As soon as he told us to pick up our things and follow him, I knew where he was taking us. We walked across campus, a silent procession with backpacks, at least half of a mile. Through streets, parking lots, buildings. And then there was nothing. A silent park surrounded by humanity-the sounds of horns, clashes, crashes-yet here, silent in its sacredness. As we entered the stone gate, he simply told us to "read the plaque". We crept forth, knowing before we were told that this place was sadness. Hundreds of unmarked graves, right beneath our very feet. Hundreds of men that never made it home, that died in Oxford, Mississippi and did not die a "good death"; a death surrounded by loved ones, with a confidence of one's future in heaven. They were rough, raw passings, without the dignity of markers or sisters dropping tears onto the fresh soil.

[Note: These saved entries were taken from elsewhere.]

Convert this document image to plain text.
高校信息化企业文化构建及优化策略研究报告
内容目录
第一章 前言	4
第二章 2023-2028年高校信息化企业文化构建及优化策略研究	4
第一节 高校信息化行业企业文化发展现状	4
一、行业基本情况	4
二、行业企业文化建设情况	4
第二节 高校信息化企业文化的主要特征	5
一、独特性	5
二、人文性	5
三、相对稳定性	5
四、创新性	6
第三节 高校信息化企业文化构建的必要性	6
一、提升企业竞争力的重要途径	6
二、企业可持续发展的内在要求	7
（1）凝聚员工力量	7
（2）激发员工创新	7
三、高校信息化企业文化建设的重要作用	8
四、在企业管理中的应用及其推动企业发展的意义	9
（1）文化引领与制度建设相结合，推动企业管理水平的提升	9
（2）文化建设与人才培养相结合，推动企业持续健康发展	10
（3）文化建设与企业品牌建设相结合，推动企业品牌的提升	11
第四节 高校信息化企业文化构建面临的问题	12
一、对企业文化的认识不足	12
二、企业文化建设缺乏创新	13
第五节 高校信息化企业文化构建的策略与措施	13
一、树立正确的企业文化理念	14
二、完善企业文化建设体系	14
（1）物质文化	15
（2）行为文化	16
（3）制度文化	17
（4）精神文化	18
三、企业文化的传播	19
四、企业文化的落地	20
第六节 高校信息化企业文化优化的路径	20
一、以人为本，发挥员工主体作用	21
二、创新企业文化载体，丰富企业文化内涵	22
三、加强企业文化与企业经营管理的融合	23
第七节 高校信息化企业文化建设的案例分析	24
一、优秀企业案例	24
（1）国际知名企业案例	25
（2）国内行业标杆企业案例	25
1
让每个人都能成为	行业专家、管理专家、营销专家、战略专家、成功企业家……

We were noiseless. Settling onto the stone wall that surrounds the plot, we listened to him explain about the numbers of the dead. Not historical numbers, not the estimates listed only for fact and memorization. He gave us the same numbers, with different perspective-the idea that war is hell, the fleeting question of wondering what could ever be so important that we would shed human blood. I stretched my hand over the rust carpet of pine needles, woven into one another dusting the cemetery. It was cold outside, and I'm sure that none of us could forget that there were bones beneath our feet.

1 comment:

jimmy said...

word. sounds like a john neff class to me.

way to write the hell out of it, hannah.